L’ombre du chaos s’abat sur le Liban. Dans le ciel, les avions, israéliens et syriens s’affrontent. Des missiles sont envoyés sur Beyrouth. La grande force du film est d’observer ce qui arrive à travers les yeux des enfants. La réalité, la panique, l’organisation du départ des enfants, les embouteillages, l’exode qui se profile, est alors soumise à l’imaginaire de Wassim. Moments de réalité magique, une lycéenne qui joue du Bach, et au fond d’un car, avec sa désormais amoureuse, Wassim voit l’incroyable. Son héros-protecteur, Tigron, marche sur Beyrouth pour la sauver. La puissance de l’imaginaire, de la création face à la barbarie, à la destruction. Une bulle protectrice et deux mains d’enfants qui se frôlent et s’unissent face à l’adversité. Dans la classe abandonnée aux pigeons, sous la protection du super-robot, existe encore un semblant d’espoir : que le savoir et la culture auront raison de la folie des hommes.
Nadine Labaki est rayonnante. Les yeux perdus dans l’horizon, elle pressent l’apocalypse. Mais comment le dire à des enfants ? Sur ses épaules toute la lourdeur de la situation, mais aussi la sensualité d’une femme, une incarnation de la beauté humaine.
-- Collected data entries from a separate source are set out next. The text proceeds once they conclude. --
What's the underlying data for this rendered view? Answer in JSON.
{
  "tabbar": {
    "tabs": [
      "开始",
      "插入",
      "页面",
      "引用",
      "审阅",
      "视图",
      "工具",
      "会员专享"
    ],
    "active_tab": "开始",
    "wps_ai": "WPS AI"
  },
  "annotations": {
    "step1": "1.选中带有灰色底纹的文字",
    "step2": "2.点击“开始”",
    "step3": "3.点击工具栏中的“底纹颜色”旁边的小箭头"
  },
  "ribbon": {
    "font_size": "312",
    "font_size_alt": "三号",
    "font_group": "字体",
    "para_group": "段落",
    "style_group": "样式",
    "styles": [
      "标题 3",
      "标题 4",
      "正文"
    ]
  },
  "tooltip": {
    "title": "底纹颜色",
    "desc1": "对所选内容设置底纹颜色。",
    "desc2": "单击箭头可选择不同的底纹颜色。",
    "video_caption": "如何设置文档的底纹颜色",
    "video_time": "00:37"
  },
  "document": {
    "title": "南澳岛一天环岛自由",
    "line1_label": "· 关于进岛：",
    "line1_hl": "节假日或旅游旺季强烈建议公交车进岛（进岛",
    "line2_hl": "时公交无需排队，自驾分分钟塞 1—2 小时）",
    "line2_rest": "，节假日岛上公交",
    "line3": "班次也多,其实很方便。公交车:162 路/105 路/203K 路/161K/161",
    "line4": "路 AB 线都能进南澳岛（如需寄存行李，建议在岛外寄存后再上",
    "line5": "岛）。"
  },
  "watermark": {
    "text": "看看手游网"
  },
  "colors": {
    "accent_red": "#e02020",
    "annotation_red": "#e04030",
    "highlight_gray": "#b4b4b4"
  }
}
Quant au quatuor d’enfants, avec en tête Mohamad Dalli (Wassim), ils sont d’une justesse renversante. Oualid Mouaness réussit un premier film semi-autobiographique émouvant sans sentimentalismes ni niaiserie. Liban 1982 parle de la possibilité d’un rapprochement entre les gens. Un peuple uni peut être plus fort que la géopolitique. Du beau cinéma.
Fernand Garcia
Liban 1982 (1982) un film de Oualid Mouaness avec Nadine Labaki, Mohamad Dalli, Rodrigue Sleiman, Aliya Khalidi, Ghassan Maalouf, Gia Madi, Lelya Harkous, Said Serhan, Zeina Saab de Melero, Joseph Azoury… Scénario : Oualid Mouaness. Directeur de la photographie : Brian Rigney Hubbard. Décors : César El Hayeck. Costumes : Waël Boutros. Sound designer : Rana Eid. Animation : Ghassan Halwani. Montage : Jad Dani Ali Hassan et Sabine El Gemayel. Musique : Nadim Mishlawi. Producteurs : Oualid Mouaness, Alix Madigan-Yorkin, Georges Schoucair, Myriam Sassine et Christopher Tricarico. Production : Tricycle Logic – Abbout Productions – Mad Dog Films Coproduction : Barentsfilm AS – Boo Pictures – Soapbox Films avec le soutien de Doha Film Institute – Sorfond+ – Creative Europe MEDIA – Fonds Image de la Francophonie. Distribution (France) : Moonlight Films Distribution (sortie le 24 novembre 2021). Liban – Etats-Unis. 2019. 100 minutes. Couleur. DCP. Tous Publics. Prix de la FIPRESCI – Sélection TIFF – Festa Del Cinema Di Roma. Prix Cannes Junior 2021.